Andels Hotel, Berlin

Design and architecture practice Jestico + Whiles took on two very different buildings in Berlin and Lodz and created unique hotels for the Andels hotel chain, each with their own style signature and stunning features.

Key facts

PROJECT: Andels Berlin
DESIGN:  Jestico +Whiles
CLIENT: Warimpex, UBX
SIZE: 90,000 sq m
COMPLETION TIME: 19 months

Project description

Having stood empty for almost 15 years, a building by the late Italian architect and theorist Aldo Rossi has become Berlin’s new Andels hotel.

Rossi was fascinated by the way the urban environment adapts to cultural changes, so he would surely be delighted to see the regeneration of his building in Berlin’s Prenzlauer Berg district. A huge structure with four towers designed around a central courtyard – something like a castle keep – the building had been conceived as a mixed-use retail and residential space before the project ran out of money.

German practice Seeger Müller Architekten took on the building’s shell, while British design and architecture practice Jestico +Whiles designed the interior – the company’s fourth project for the Andels chain.

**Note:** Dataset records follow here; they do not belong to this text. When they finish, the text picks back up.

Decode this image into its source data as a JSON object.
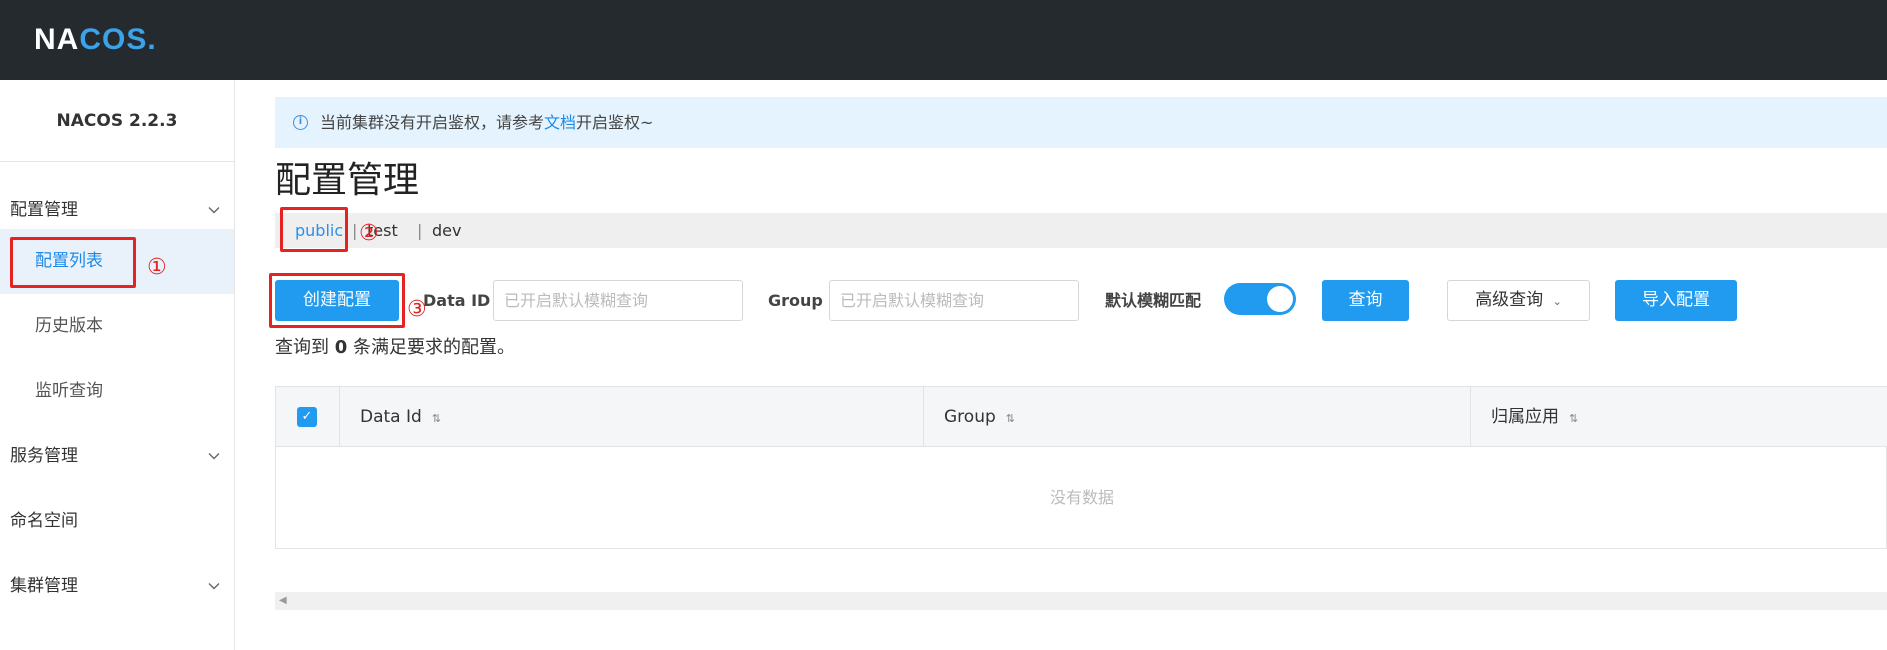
{
  "app": {
    "logo_text_1": "NA",
    "logo_text_2": "COS",
    "logo_text_3": "."
  },
  "sidebar": {
    "version": "NACOS 2.2.3",
    "items": [
      {
        "label": "配置管理",
        "type": "group"
      },
      {
        "label": "配置列表",
        "type": "sub",
        "active": true
      },
      {
        "label": "历史版本",
        "type": "sub"
      },
      {
        "label": "监听查询",
        "type": "sub"
      },
      {
        "label": "服务管理",
        "type": "group"
      },
      {
        "label": "命名空间",
        "type": "plain"
      },
      {
        "label": "集群管理",
        "type": "group"
      }
    ]
  },
  "notice": {
    "prefix": "当前集群没有开启鉴权，请参考",
    "link": "文档",
    "suffix": "开启鉴权~",
    "icon": "info-icon"
  },
  "page_title": "配置管理",
  "namespaces": [
    "public",
    "test",
    "dev"
  ],
  "namespace_separator": "|",
  "annotations": {
    "one": "①",
    "two": "②",
    "three": "③"
  },
  "toolbar": {
    "create_button": "创建配置",
    "dataid_label": "Data ID",
    "dataid_placeholder": "已开启默认模糊查询",
    "group_label": "Group",
    "group_placeholder": "已开启默认模糊查询",
    "fuzzy_label": "默认模糊匹配",
    "fuzzy_on": true,
    "query_button": "查询",
    "advanced_button": "高级查询",
    "import_button": "导入配置"
  },
  "result": {
    "prefix": "查询到",
    "count": "0",
    "suffix": "条满足要求的配置。"
  },
  "table": {
    "columns": [
      "Data Id",
      "Group",
      "归属应用"
    ],
    "empty_text": "没有数据"
  },
  "colors": {
    "primary": "#209bef",
    "highlight": "#e52323",
    "topbar": "#252a2f"
  }
}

A range of bold, stylish schemes, apposing sumptuous patterns and rich colours with clean, open spaces makes the most of the spacious interior, which contains the biggest conferencing facilities in the city. There is also a ballroom and a separate exhibition hall in the basement.

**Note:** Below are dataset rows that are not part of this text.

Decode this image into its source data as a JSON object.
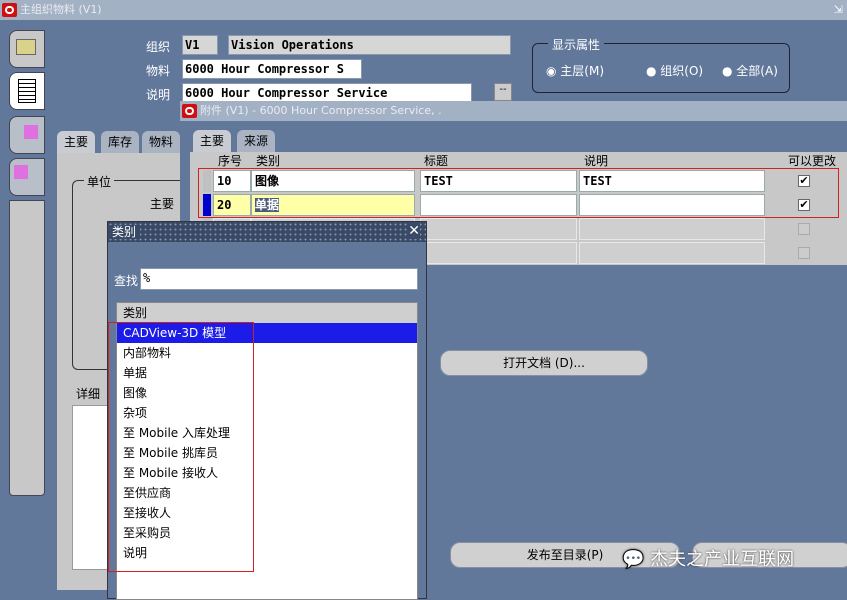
{
  "main_window": {
    "title": "主组织物料 (V1)",
    "org_label": "组织",
    "org_code": "V1",
    "org_name": "Vision Operations",
    "item_label": "物料",
    "item_value": "6000 Hour Compressor S",
    "desc_label": "说明",
    "desc_value": "6000 Hour Compressor Service",
    "desc_button": "--",
    "display_group": {
      "title": "显示属性",
      "options": [
        {
          "label": "主层(M)",
          "selected": true
        },
        {
          "label": "组织(O)",
          "selected": false
        },
        {
          "label": "全部(A)",
          "selected": false
        }
      ]
    },
    "tabs": [
      "主要",
      "库存",
      "物料"
    ],
    "unit_group": "单位",
    "primary_label": "主要",
    "detail_label": "详细"
  },
  "attachments": {
    "title": "附件 (V1) - 6000 Hour Compressor Service, .",
    "tabs": [
      "主要",
      "来源"
    ],
    "columns": [
      "序号",
      "类别",
      "标题",
      "说明",
      "可以更改"
    ],
    "rows": [
      {
        "seq": "10",
        "category": "图像",
        "title": "TEST",
        "description": "TEST",
        "changeable": true
      },
      {
        "seq": "20",
        "category": "单据",
        "title": "",
        "description": "",
        "changeable": true
      },
      {
        "seq": "",
        "category": "",
        "title": "",
        "description": "",
        "changeable": false
      },
      {
        "seq": "",
        "category": "",
        "title": "",
        "description": "",
        "changeable": false
      }
    ],
    "open_doc_button": "打开文档 (D)...",
    "publish_button": "发布至目录(P)"
  },
  "lov": {
    "title": "类别",
    "find_label": "查找",
    "find_value": "%",
    "column": "类别",
    "items": [
      "CADView-3D 模型",
      "内部物料",
      "单据",
      "图像",
      "杂项",
      "至 Mobile 入库处理",
      "至 Mobile 挑库员",
      "至 Mobile 接收人",
      "至供应商",
      "至接收人",
      "至采购员",
      "说明"
    ],
    "selected_index": 0
  },
  "watermark": "杰夫之产业互联网",
  "colors": {
    "background": "#62789b",
    "selection": "#1c1ce8",
    "highlight_row": "#ffffa8",
    "annotation": "#d02020"
  }
}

Most of the hotel’s clientele are business people, including large delegations, so visitors often arrive en masse and have their own dedicated entrance to the conference facilities. Hotel guests and smaller groups enter the main lobby though an entrance combined with a spectacular ovoid gilded feature wall, dubbed ‘the golden egg’.

The lobby itself is a huge expanse of pristine whiteness, punctuated with stylish furniture, including the Walter Knoll curvy black sofa, and decorated with locally sourced works of art.

Ben Tilston, principal designer on the project says that Sky Bar on the 14 floor – his favourite part of the hotel – reverses the monochromatic schemes of the lobby and guestrooms. ‘Here panoramic views of the city from floor-to-ceiling windows on three sides mean that the city actually becomes the wallpaper,’ he says. Bold patented carpets designed by Jestico +Whiles, a nocturnal palette of purple and black, and a bar, back-lit with electric pink, have all helped it become one of Berlin’s highlight nightspot destinations.

The Sky Café, situated immediately below, is made for daytime. A light, crisp palette is off-set by two-tone black and yellow chairs by Walter Knoll, paired with white tables. The bar is fronted with Lamellux – a product which involves an intricate pattern, again designed by Jestico +Whiles, being machine cut into oak veneer and backlit.

On the ground floor, Oscar’s bar is a clean, uncluttered space. The walls are clad with white stone, randomly interspersed with specially made backlit panels. The Walter Knoll chairs on pedestal bases make another appearance here, this time in black and red. They sit on pink rugs over a black timber floor. The bar itself is made of white quartz stone with a front of stacked mirrored green glass.

This is a primarily a business hotel, but Andels out-designs the identikit business chains. Guestrooms have white walls with splashes of colour coming from patterned curtains and loose furniture, either in a fresh citrus (‘not quite lime and not quite lemon’ says Tilston) or a luscious raspberry.

As Tilston says, this hotel is so much a product of Rossi’s architecture. ‘It really dictated the shapes of the rooms and exactly how many guestrooms there are,’ he says. ‘It wasn’t an east project, but the collective experience of everyone involved meant we were able to use this amazing building to our advantage’. Just what Rossi would have wanted.